Even with games suspended, April 2020 will be a month that goes down in Chicago Bulls history.
With new executive vice president of basketball operations Arturas Karnisovas and general manager Marc Eversley, the Bulls organization has opened a door to an entirely new era. Ownership knew it was time, the fans knew it was time, and – apparently – Zach LaVine knew it was time.
In an interview with Alex Kennedy of USA Today’s HoopsHype, LaVine opened-up about the Bulls front office shake-up.
Here’s what he had to say:
Yeah, I’ve talked to them both [Karnisovas and Eversley] and I’m extremely excited to get to working with them. It’s something that I think we needed – a switch-up so that the Bulls fans can see that we’re looking in the right direction and getting better. Obviously, we all love the work that Gar [Forman] and Pax (John Paxson) have done for us and the city of Chicago. I think the fans sometimes give them a hard time because they want the results here and now, but it’s hard to do that in sports. It really is. They had a really good run at it, and they’re still beloved. Obviously, I’m just excited to get this started and get right into it.
Wow, his opener was pretty honest. Obviously, players understand the perception of the organization (after all, Zach LaVine literally sat in front of a crowd screaming “FIRE GARPAX” on national television), and I’m sure it’s been a constant burden on them over the past couple of seasons. While all of us knew this change was needed, I find it refreshing that even LaVine can straight-up come out and say “it’s something that I think we needed.”
Also, his comments about the team now “looking in the right direction” seems to indicate that, prior to this, he knew they weren’t. He may go on to praise the GarPax regime, but I find that to be more of a formality than anything truly genuine (which is okay!). Throughout the entirety of this season, we could see the frustration on his face. Sure, a lot of it seems like it has to do with Boylen and the team performance, but I also wouldn’t be surprised if he’s fed up with everything from the top to the bottom.
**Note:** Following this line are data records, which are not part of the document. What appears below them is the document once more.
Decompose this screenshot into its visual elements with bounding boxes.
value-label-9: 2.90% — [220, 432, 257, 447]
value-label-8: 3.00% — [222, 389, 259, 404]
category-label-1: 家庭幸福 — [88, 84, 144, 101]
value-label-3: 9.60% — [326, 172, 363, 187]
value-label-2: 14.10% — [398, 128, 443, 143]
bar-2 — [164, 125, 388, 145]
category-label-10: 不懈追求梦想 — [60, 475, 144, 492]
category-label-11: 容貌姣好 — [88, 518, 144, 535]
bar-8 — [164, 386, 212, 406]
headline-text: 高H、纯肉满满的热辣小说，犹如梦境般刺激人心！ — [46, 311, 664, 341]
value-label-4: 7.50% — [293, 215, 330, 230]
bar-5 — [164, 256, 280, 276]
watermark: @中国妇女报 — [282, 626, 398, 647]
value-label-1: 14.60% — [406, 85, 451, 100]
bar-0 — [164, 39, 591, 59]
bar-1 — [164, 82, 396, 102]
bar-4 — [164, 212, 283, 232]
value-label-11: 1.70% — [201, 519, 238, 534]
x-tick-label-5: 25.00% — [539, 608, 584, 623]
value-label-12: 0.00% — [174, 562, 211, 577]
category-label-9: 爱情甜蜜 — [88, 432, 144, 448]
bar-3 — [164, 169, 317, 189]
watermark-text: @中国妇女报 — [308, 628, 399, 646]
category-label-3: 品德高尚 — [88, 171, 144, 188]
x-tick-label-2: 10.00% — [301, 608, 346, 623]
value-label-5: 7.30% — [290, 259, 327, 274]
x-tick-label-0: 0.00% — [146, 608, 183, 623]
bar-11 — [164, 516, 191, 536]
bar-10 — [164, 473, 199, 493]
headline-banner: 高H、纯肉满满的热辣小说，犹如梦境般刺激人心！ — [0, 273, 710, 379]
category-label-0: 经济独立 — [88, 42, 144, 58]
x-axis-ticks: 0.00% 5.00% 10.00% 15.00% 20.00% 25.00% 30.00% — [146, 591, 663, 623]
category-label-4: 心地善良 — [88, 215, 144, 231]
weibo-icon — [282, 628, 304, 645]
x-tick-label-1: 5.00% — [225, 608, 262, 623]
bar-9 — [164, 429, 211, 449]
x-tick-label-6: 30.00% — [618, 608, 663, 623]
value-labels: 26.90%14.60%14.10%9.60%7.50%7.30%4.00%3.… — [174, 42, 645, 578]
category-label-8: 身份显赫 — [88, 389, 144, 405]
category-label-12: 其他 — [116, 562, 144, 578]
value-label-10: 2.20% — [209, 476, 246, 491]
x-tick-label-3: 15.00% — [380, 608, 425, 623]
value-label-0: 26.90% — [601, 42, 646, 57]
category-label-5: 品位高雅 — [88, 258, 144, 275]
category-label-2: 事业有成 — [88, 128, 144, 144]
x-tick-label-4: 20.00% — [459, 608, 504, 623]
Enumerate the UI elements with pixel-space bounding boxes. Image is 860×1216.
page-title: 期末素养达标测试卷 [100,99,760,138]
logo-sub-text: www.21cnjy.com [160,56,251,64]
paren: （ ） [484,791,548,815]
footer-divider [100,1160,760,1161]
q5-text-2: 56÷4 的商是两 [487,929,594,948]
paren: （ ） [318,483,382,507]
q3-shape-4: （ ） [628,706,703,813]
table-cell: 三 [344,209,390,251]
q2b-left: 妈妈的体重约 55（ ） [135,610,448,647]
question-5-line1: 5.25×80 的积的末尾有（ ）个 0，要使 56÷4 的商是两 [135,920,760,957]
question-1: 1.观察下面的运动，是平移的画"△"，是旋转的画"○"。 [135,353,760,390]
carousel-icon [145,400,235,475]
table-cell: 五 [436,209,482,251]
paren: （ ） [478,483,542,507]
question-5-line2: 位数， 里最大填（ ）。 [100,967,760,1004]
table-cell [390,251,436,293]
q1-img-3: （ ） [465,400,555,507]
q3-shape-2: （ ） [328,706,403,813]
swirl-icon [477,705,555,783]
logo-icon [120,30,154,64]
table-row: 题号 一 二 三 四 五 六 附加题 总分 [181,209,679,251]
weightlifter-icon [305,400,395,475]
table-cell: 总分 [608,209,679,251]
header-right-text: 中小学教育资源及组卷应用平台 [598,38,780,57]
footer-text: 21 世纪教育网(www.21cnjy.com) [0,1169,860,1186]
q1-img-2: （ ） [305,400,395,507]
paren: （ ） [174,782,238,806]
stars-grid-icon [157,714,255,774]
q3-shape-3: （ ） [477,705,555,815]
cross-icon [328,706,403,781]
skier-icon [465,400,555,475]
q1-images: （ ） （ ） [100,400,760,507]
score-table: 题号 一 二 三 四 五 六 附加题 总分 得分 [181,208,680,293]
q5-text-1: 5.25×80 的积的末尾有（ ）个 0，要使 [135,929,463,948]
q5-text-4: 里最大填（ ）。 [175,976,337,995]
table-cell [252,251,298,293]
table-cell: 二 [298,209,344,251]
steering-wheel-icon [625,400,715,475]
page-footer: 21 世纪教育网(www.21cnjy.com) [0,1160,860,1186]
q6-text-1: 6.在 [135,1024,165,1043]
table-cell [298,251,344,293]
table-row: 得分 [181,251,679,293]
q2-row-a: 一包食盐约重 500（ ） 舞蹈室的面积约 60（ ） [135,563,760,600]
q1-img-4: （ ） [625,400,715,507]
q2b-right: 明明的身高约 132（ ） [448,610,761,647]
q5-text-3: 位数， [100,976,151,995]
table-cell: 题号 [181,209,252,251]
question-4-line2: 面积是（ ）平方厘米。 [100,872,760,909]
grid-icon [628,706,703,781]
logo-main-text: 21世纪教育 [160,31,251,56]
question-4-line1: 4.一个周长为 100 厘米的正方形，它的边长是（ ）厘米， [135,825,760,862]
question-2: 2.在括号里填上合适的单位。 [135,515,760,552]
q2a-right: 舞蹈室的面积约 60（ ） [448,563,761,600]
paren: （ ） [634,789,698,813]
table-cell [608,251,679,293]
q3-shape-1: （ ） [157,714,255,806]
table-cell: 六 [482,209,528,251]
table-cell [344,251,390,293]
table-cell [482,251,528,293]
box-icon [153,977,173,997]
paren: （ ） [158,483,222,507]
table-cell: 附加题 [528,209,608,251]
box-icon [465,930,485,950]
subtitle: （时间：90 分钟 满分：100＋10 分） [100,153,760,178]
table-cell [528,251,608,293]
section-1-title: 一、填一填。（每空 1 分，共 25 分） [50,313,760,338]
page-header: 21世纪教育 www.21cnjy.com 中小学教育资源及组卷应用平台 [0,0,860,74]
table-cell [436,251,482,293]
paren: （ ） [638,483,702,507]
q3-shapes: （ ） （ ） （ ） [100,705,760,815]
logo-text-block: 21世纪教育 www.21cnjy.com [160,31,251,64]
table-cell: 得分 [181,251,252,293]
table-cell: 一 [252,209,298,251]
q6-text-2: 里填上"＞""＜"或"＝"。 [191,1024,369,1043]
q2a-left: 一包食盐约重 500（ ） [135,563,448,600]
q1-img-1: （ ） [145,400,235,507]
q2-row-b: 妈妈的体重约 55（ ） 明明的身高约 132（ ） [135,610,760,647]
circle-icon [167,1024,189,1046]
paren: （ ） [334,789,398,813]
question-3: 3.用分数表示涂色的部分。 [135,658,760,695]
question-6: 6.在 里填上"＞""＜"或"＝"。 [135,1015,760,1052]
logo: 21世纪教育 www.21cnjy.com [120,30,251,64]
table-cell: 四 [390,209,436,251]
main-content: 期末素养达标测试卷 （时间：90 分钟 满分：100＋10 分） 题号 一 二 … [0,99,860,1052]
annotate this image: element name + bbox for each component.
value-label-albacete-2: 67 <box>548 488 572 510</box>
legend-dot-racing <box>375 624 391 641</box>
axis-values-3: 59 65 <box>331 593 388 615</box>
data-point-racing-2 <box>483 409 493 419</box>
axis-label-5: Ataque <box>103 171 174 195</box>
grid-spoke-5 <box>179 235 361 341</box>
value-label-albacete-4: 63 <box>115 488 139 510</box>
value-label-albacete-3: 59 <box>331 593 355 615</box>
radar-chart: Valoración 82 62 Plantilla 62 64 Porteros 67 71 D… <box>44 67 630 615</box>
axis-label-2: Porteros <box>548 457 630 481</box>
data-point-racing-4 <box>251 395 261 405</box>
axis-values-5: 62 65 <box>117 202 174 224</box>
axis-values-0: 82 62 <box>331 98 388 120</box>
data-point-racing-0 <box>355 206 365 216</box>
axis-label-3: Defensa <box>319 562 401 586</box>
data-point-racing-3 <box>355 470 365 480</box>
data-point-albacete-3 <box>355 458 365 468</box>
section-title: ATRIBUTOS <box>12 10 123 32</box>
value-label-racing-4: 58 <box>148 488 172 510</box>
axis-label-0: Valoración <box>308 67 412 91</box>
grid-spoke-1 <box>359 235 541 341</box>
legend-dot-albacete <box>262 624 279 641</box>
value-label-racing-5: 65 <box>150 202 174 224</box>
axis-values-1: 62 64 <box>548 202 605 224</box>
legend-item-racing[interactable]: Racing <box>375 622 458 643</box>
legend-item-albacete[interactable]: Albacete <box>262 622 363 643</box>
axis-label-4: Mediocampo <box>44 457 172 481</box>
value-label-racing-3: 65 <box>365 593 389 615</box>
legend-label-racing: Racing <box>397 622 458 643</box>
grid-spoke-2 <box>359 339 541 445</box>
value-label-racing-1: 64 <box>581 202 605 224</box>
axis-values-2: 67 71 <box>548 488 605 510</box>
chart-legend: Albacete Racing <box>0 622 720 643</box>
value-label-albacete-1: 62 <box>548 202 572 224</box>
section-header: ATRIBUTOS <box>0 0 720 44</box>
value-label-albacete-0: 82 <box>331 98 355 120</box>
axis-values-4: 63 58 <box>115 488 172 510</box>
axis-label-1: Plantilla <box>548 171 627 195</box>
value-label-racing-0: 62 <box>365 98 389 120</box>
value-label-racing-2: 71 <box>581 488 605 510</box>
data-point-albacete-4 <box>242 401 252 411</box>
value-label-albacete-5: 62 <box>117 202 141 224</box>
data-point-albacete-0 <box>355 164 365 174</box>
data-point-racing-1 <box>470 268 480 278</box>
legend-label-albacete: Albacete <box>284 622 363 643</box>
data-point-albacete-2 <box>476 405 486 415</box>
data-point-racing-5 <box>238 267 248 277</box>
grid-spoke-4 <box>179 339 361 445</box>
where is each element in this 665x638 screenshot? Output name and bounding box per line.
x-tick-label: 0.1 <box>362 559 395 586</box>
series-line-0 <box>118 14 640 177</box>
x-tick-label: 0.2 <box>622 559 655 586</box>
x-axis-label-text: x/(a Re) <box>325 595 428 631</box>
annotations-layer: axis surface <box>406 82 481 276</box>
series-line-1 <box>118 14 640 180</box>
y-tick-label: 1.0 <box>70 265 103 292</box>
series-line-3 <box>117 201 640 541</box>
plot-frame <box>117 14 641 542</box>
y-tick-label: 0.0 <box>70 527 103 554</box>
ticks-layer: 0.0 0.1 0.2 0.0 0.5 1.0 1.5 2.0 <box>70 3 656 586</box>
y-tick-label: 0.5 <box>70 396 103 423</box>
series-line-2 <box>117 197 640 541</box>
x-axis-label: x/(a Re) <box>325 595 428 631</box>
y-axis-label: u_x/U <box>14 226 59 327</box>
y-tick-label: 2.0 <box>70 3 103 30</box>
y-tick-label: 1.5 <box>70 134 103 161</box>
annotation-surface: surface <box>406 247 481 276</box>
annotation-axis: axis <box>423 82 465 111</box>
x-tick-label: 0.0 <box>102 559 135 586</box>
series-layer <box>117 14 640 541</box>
LaVine often discusses his urge to become a winning player (and he touched on that again in this interview with Kennedy). But while he must continue to improve on his own, this organization hasn’t put him or this team in a situation to be successful. And once players realize that, there’s really no turning back. Instead, you just watch a defeated and frustrated group of otherwise talented players flounder around their conference, which is exactly what we saw throughout the bulk of this season.
The Bulls previous front office (so fun to say that) put this team in a horrible position from the get-go. On Media Day, they told Chicago that their goal was to make the playoffs and to prepare every day like they were a playoff team. With a 4-10 start to the season, we immediately saw this goal wasn’t achievable, and it seems like LaVine understands this whole thing was flawed from the beginning.
… Because I thought we approached this year like we were going to be good and we weren’t. We didn’t have the chemistry, we didn’t have the right mindset. We got a little bit shocked; we thought we were going to do really well and we didn’t do well. We have to come back and prove people wrong.
A part of that is on the players, but the other part is on management. An organization shouldn’t instill false hope, and for the past several years that’s all they’ve been doing. In a lot of ways, that’s why I think LaVine is truly excited to work alongside Karnisovas and Eversley. The guy is ready to work with a front office that is as honest and hard-working as he is.